Assessing and mitigating unfairness in credit models with the Fairlearn toolkit
- Miro Dudík ,
- William Chen ,
- Solon Barocas ,
- Mario Inchiosa ,
- Nick Lewins ,
- Miruna Oprescu ,
- Joy Qiao ,
- Mehrnoosh Sameki ,
- Mario Schlener ,
- Jason Tuo ,
- Hanna Wallach
MSR-TR-2020-34 |
Published by Microsoft
As AI plays an increasing role in the financial services industry, it is essential that financial services organizations anticipate and mitigate unintended consequences, including fairness-related harms, such as denying people services, initiating predatory lending, amplifying gender or racial biases, or violating laws such as the United States’ Equal Credit Opportunity Act (opens in new tab) (ECOA). To address these kinds of harms, fairness must be explicitly prioritized throughout the AI development and deployment lifecycle.
To help organizations prioritizing fairness in AI systems, Microsoft has released an open-source toolkit called Fairlearn (opens in new tab). This toolkit focuses on the assessment and mitigation of fairness-related harms that affect groups of people, such as those defined in terms of race, sex, age, or disability status.
Using a dataset of loan applications, we illustrate how a machine learning model trained with standard algorithms can lead to unfairness in a loan adjudication scenario, and how Fairlearn can be used to assess and mitigate this unfairness. The model, which is obtained by thresholding the predictions of probability of default (PD), leads to an uneven distribution of adverse events for the “male” group compared to the “female” group even though this model does not use sex as one of its inputs. Fairlearn’s mitigation algorithms reduce this disparity from 8 percentage points to 1 percentage point without any (statistically significant) impact on the to the financial services organization.
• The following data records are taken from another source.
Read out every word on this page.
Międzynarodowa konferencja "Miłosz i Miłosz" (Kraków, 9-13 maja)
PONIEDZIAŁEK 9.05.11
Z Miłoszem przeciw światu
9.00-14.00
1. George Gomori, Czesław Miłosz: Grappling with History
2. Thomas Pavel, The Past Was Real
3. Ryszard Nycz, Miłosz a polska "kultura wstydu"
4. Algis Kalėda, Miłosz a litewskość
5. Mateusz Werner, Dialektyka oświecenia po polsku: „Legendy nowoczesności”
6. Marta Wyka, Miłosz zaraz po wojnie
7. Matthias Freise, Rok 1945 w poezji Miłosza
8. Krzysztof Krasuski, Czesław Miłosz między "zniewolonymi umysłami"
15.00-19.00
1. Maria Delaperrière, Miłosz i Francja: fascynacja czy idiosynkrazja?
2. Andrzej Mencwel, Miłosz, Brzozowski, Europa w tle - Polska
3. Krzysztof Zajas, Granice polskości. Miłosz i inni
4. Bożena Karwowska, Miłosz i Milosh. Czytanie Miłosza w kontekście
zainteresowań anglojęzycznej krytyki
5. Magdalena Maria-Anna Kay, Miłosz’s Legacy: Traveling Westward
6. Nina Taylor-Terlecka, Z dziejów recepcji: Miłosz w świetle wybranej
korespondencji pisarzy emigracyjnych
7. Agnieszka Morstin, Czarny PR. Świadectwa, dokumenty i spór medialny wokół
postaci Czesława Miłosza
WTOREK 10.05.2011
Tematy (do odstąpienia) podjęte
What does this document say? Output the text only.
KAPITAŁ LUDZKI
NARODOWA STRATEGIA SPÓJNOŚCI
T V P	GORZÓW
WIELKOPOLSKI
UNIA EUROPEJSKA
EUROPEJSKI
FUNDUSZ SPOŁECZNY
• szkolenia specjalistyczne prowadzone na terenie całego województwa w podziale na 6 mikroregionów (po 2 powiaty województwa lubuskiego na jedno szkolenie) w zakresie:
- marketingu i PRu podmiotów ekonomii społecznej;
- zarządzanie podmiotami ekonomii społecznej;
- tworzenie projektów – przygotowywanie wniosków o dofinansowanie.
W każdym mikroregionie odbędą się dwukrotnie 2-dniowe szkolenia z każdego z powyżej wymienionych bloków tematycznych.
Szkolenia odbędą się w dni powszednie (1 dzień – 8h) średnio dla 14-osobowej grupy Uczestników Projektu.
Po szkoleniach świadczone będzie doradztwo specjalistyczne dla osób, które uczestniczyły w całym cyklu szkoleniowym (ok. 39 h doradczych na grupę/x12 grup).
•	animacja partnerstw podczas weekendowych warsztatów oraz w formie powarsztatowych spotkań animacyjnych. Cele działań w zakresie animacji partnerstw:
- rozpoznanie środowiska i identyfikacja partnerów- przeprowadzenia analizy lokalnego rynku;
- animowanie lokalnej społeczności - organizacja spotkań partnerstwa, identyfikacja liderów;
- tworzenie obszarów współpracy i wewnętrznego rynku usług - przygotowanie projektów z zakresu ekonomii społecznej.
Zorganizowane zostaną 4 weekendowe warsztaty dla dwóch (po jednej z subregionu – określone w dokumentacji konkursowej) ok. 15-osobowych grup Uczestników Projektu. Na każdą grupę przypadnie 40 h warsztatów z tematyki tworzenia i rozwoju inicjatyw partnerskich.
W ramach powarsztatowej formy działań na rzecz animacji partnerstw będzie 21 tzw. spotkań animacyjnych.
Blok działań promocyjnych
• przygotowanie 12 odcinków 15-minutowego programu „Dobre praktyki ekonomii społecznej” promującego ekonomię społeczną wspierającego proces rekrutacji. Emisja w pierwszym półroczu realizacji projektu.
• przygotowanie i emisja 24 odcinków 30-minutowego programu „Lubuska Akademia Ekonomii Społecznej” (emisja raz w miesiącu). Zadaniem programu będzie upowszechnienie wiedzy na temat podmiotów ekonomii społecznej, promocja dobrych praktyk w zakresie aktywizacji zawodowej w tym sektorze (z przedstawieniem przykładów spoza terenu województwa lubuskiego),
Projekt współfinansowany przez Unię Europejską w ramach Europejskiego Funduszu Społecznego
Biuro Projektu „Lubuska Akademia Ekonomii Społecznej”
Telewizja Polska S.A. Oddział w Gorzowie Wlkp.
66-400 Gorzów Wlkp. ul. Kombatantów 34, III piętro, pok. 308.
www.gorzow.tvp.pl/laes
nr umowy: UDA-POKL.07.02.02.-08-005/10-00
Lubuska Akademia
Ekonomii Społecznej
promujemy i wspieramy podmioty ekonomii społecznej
We emphasize that fairness in AI is a sociotechnical challenge, so no software toolkit will “solve” fairness in all AI systems. However, software toolkits like Fairlearn can still play a valuable role in developing fairer AI systems—as long as they are precise and targeted, embedded within a holistic risk management framework, and supplemented with additional resources and processes.